Remote working (or "telecommuting" if you're closer to my age) isn't just for tech startups.

According to the Census Bureau, the average remote worker a 49-year-old college graduate who earns around $58,000 a year and works for a company with more than 100 employees.

But that doesn't mean every company truly embraces a distributed workforce and allows flexible work from home policies--especially for employees who live close to the office.

And that's a real problem according to Wade Foster, the CEO of Zapier, a tool that lets you easily connect apps and automate repetitive tasks. (And one of my eight powerful social media tools for savvy businesses.)

"By only half-embracing remote culture in the workplace," Wade says, "you end up limiting the benefits you get from being a fully distributed team: from having the ability to hire the smartest people no matter where they live to having teammates working at all hours of the day to solve customers problems and meet customer needs whenever they might occur."

Of course embracing a fully distributed work team means changing how you manage your employees. In The Ultimate Guide to Remote Working (you can download a copy here for free) Wade describes the three most important principles for creating a successful remote company: people, process and pickaxes.


The most important ingredient of a remote company is its people. Not everyone can work remotely and not everyone can manage a remote team. It's important to assemble a team that can thrive in a remote environment.

Here's how to build a team that will thrive:

Hire doers. Doers get stuff done even if they're in Timbuktu. You'll still have to provide direction and guidance regarding priorities... but even if you don't, doers make something happen.

Hire people you can trust. Remote work stops working when you can't trust the person on the other end of the line. If you constantly worry about what someone is doing you're wasting mental energy. Trust is key.

3. Trust the people you hire. The flip side of trust is that you must show you trust the people you hire. Learn to manage by expectations and deliverables rather than "butts in seats."

4. Hire people who can write well. In normal offices a lot of information is shared in person. In remote workforces almost everything is shared via written communication. That makes writing skills extremely valuable.

5. Hire people with a local support group. While you should try to create a social atmosphere, remote workplaces are by definition less social than traditional workplaces. People on remote teams need to be okay with that--and more importantly, able to thrive in that type of environment.


Most startups don't like to think about process because it feels rigid and corporate. But just the right amount of process gives people the freedom, structure, and direction for getting things done... without having to ask a ton of questions.

Here are a few examples of important processes for making things tick in a remote team:

Monthly one-on-ones to make sure everyone is making progress towards goals. I set up a recurring monthly event with each team member to chat about four things: one thing you're excited about, one thing you're worried about, one thing I can do to help you do your job better, and one thing you can do to improve at your job.

You'd be surprised by how quickly fixing a few issues a month adds up.

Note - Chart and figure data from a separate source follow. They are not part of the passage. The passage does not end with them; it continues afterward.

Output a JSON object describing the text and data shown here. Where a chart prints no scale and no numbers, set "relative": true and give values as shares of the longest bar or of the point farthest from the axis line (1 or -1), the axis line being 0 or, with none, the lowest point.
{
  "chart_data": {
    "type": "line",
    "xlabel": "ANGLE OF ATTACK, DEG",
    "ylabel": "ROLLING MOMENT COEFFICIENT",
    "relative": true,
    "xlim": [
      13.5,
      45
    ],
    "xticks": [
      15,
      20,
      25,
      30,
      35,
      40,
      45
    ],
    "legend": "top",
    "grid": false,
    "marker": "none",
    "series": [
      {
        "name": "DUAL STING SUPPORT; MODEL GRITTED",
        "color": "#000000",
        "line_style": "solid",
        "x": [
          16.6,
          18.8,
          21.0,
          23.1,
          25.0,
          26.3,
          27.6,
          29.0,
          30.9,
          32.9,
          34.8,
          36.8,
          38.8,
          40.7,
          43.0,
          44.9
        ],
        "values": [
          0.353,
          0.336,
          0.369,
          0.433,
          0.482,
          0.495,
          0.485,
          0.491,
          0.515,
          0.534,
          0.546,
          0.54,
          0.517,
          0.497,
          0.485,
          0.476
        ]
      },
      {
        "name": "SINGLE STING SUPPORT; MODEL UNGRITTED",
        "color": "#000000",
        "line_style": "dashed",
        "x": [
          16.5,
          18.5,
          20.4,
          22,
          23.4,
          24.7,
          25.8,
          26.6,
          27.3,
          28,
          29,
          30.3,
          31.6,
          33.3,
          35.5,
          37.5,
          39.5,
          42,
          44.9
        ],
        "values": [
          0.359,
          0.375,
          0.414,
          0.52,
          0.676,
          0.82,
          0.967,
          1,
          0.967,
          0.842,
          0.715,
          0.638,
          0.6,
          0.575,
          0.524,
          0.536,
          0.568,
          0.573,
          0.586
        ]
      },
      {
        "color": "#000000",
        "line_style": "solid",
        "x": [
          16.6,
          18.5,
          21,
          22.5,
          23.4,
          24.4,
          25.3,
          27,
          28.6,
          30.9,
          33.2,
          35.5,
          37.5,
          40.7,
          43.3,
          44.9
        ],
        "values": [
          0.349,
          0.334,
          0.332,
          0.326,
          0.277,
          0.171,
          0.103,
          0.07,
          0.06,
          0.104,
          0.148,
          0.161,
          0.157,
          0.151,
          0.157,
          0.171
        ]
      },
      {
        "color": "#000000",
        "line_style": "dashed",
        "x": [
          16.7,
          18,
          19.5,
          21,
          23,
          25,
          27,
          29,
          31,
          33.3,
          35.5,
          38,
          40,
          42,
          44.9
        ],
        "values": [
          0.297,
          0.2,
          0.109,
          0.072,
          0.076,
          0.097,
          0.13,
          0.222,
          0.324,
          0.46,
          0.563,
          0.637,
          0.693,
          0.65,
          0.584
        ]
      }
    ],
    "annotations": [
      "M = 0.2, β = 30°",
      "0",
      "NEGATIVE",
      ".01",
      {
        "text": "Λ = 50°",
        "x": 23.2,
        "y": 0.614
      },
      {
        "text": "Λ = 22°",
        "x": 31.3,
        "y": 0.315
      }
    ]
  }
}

Weekly hangouts with the entire team. Every Thursday morning we get together for "lightning talks," demos, etc. Each week someone on the team demos a new feature or gives a quick snapshot of a project or initiative.

Scheduled hangouts are a great way to get the entire team together and keep everyone up to speed.

Culture of accountability. One question I'm often asked is, "How do you know if people are doing work?" One easy way is through weekly updates. Every Friday each person on the team posts an update regarding what they shipped that week and what they're working on for the following week.

That makes it easy for everyone to stay in the loop and ensures we're all accountable to each other for doing our part.

Weekly random pair buddies so teammates get to know their remote teammates. Each employee is paired at random with another employee for a short 10-minute pair call to chat about work, life, or whatever random things seems interesting. Sometimes cool new product features come out of these discussions; other times it's just a fun conversation.

Either way it helps everyone better know their teammates.


Pickaxes (more commonly known as tools) is the third "P" that make a successful remote team.

Pickaxes are the modern cloud-based tools that allow remote teams to thrive. Without these tools it would be much more challenging to make remote work, well, work. A remote team likely needs at least one provider for each of the categories below:

  1. A payroll service like TriNet, Justworks, or SurePayroll that can handle payroll in all 50 states.
  2. A group chat app like Slack or HipChat, so everyone can talk to each other.
  3. A video conferencing tool like Google Hangouts or GoToMeeting, so you can have synchronous communication.
  4. A tool for documentation like Hackpad or Google Docs.
  5. A tool for project management like Trello, Asana, or Basecamp to keep track of progress on important initiatives.